Set reaistic goals in the first place and you wont have to kill your staff to get the work done.

Here's the thing. Sometimes they don't care.

I'm in an industry where crunch is penalized. On my last Job, we were not allowed to go into an overtime period unless a producer specifically asked us to. I ended up going over ONE day, as did the other editors. For the rest of the time, we were out on time. It would cost them. Going over would go into double pay. Having less than 12 hours between the end of one day and the start of next would go into double pay. 6th and 7th consecutive days would be 1.5x and 2x pay. These things compound, so if you worked overtime on a 7th day, you'd be making a shit ton.

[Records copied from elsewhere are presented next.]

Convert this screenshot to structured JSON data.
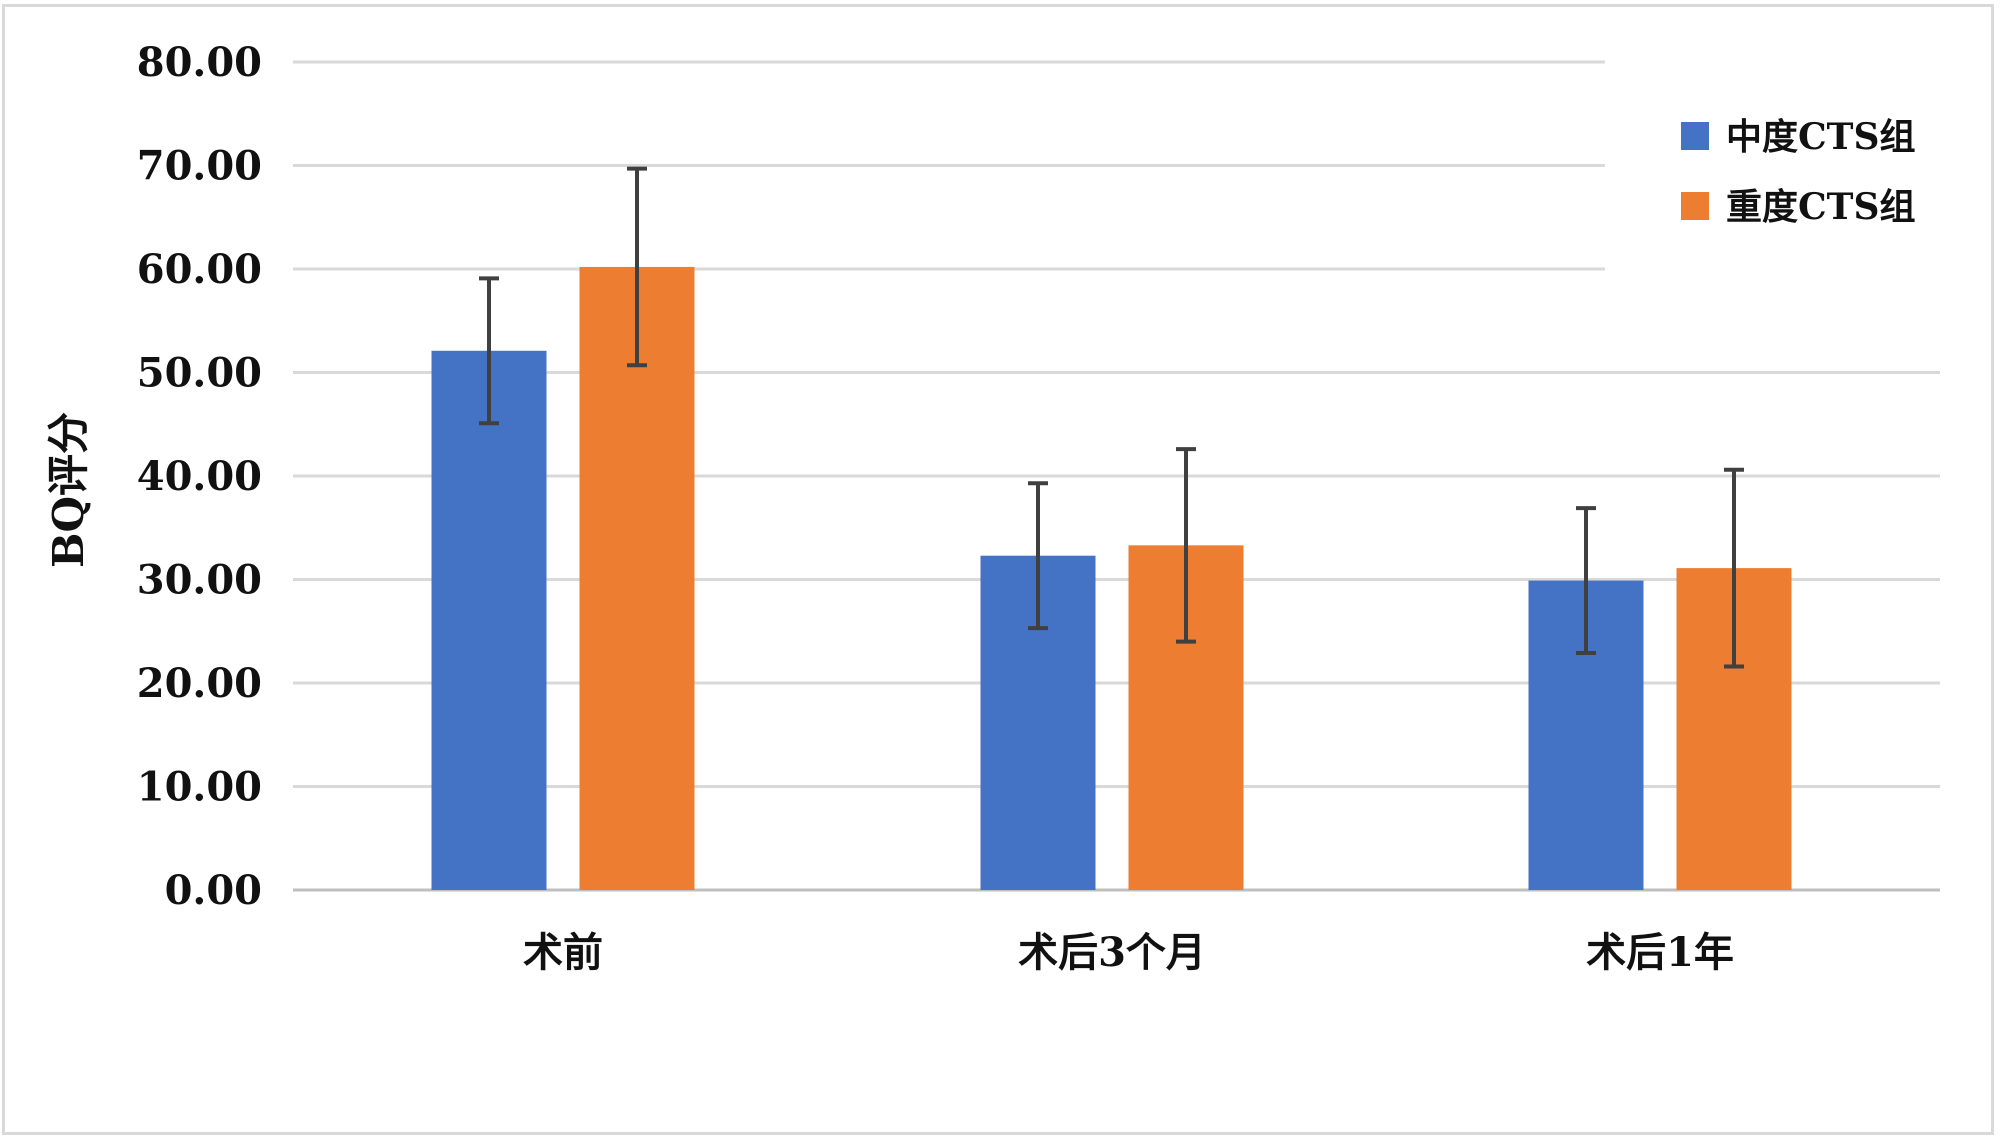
{
  "chart_data": {
    "type": "bar",
    "title": "",
    "xlabel": "",
    "ylabel": "BQ评分",
    "ylim": [
      0,
      80
    ],
    "yticks": [
      "0.00",
      "10.00",
      "20.00",
      "30.00",
      "40.00",
      "50.00",
      "60.00",
      "70.00",
      "80.00"
    ],
    "grid": true,
    "legend_position": "top-right",
    "categories": [
      "术前",
      "术后3个月",
      "术后1年"
    ],
    "series": [
      {
        "name": "中度CTS组",
        "color": "#4472c4",
        "values": [
          52.1,
          32.3,
          29.9
        ],
        "error": [
          7.0,
          7.0,
          7.0
        ]
      },
      {
        "name": "重度CTS组",
        "color": "#ed7d31",
        "values": [
          60.2,
          33.3,
          31.1
        ],
        "error": [
          9.5,
          9.3,
          9.5
        ]
      }
    ]
  }
}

But when you have a lot of money it doesn't matter. Take say, Marvel. For them, getting a movie out there and hitting a certain date is way more important. They have enough money where they just pay these penalties and don't really care. I know people who worked continuously 12+ hours 7 days a week on these films. No life. There were divorces. There is no incentive to relax schedules because the movie's release date is just more important.

Nobody HAS to do this yes, but as Cruel said someone will always be there to take the job. And so it won't change. Folks I know who have cut some of the best Marvel movies have said they will never work for Marvel again. But the machine will roll on without them.

"It's a choice" does not solve the problem in this situation. Not ALL crunch is bad, but when it is systemic then there is an issue. I don't ever want people making things to feel like it's not okay to crunch when necessary, but we need to evaluate 'necessary'.

The thing is, I wasn't there at Naughty Dog. I don't know what was 'necessary', and what was just systemic mismanagement. Look at Halo 2. Nearly everyone I've asked about its development said it was rough, but they were ultimately glad it came out the way it did (versus what it would have been otherwise).